A dos meses de la privatización, la relación entre IMPSA y el Gobierno nacional atraviesa su primer conflicto grave: la Nación adeuda 18 millones de dólares correspondientes a contratos vigentes. El retraso en los pagos generó un fuerte impacto en la operatividad de la firma y ya motivó la intervención diplomática de Estados Unidos.
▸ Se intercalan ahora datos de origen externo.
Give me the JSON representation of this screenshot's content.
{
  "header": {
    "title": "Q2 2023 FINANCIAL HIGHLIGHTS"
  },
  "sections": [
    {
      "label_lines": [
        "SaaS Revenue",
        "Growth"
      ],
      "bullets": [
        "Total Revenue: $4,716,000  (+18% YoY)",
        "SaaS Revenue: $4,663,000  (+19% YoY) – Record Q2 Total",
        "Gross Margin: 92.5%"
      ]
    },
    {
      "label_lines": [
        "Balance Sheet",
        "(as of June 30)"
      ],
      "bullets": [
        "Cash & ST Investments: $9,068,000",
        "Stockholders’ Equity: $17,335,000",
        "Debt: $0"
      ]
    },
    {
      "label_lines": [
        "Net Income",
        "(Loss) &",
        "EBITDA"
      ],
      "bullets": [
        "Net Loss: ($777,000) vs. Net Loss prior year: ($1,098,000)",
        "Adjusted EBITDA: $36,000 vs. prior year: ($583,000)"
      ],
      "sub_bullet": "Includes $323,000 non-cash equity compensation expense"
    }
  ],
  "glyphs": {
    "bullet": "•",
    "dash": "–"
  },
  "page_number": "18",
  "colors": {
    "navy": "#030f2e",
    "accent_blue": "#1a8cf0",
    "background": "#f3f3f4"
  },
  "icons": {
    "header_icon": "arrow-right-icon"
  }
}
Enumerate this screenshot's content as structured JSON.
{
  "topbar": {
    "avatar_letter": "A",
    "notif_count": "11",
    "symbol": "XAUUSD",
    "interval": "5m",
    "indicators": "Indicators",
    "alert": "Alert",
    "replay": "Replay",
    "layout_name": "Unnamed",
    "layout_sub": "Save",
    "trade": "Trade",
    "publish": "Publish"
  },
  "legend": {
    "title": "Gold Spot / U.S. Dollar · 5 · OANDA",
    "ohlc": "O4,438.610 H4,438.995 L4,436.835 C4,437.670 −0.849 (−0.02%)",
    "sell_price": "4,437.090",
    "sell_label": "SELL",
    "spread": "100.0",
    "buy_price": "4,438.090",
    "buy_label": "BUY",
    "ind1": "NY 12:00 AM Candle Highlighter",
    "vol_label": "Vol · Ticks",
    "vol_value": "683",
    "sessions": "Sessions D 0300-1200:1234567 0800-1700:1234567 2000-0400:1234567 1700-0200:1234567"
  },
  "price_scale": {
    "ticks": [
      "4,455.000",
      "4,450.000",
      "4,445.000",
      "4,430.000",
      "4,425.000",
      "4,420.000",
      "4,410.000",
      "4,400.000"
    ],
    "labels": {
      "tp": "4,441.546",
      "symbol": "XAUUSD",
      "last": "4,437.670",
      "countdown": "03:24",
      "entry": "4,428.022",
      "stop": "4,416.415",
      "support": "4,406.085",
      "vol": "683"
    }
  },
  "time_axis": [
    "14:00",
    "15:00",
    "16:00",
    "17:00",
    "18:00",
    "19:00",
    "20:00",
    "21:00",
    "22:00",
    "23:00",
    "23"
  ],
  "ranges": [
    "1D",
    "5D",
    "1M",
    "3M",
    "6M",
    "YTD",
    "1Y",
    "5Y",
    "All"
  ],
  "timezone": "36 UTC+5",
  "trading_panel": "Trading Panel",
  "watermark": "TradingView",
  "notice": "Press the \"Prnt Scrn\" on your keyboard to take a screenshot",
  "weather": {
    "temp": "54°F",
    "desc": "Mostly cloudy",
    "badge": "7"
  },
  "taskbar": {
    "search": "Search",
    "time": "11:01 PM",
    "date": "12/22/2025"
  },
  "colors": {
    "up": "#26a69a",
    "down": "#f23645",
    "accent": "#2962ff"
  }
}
La deuda está vinculada a tres proyectos clave: la provisión de turbinas para Yacyretá, componentes del reactor nuclear CAREM 25 y el desarrollo del Tanque Argentino Mediano (TAM) 2C. La falta de desembolsos fue uno de los factores que obligó a la empresa a fraccionar el pago de aguinaldos y a iniciar un proceso de reducción de personal.

Desde IMPSA explican que lo que falta es liquidez operativa. Pese a que ya desembolsó cerca de 7 millones de dólares para iniciar la capitalización y presentó un plan para reestructurar 560 millones de deuda, la empresa no puede sostener operaciones sin los pagos que corresponden a esos contratos con distintas áreas del Estado.
Tanto el Gobierno de Mendoza como el norteamericano siguen de cerca el conflicto. Si no se resuelve, existe el riesgo de que se cancelen los contratos, lo que abriría la puerta a acciones legales contra el Estado argentino.

En paralelo, la firma apuesta a ganar una licitación en EE.UU. para construir grúas portuarias. Ese posible contrato, previsto para 2026, podría significar una salida financiera si el conflicto con Nación no se resuelve en el corto plazo.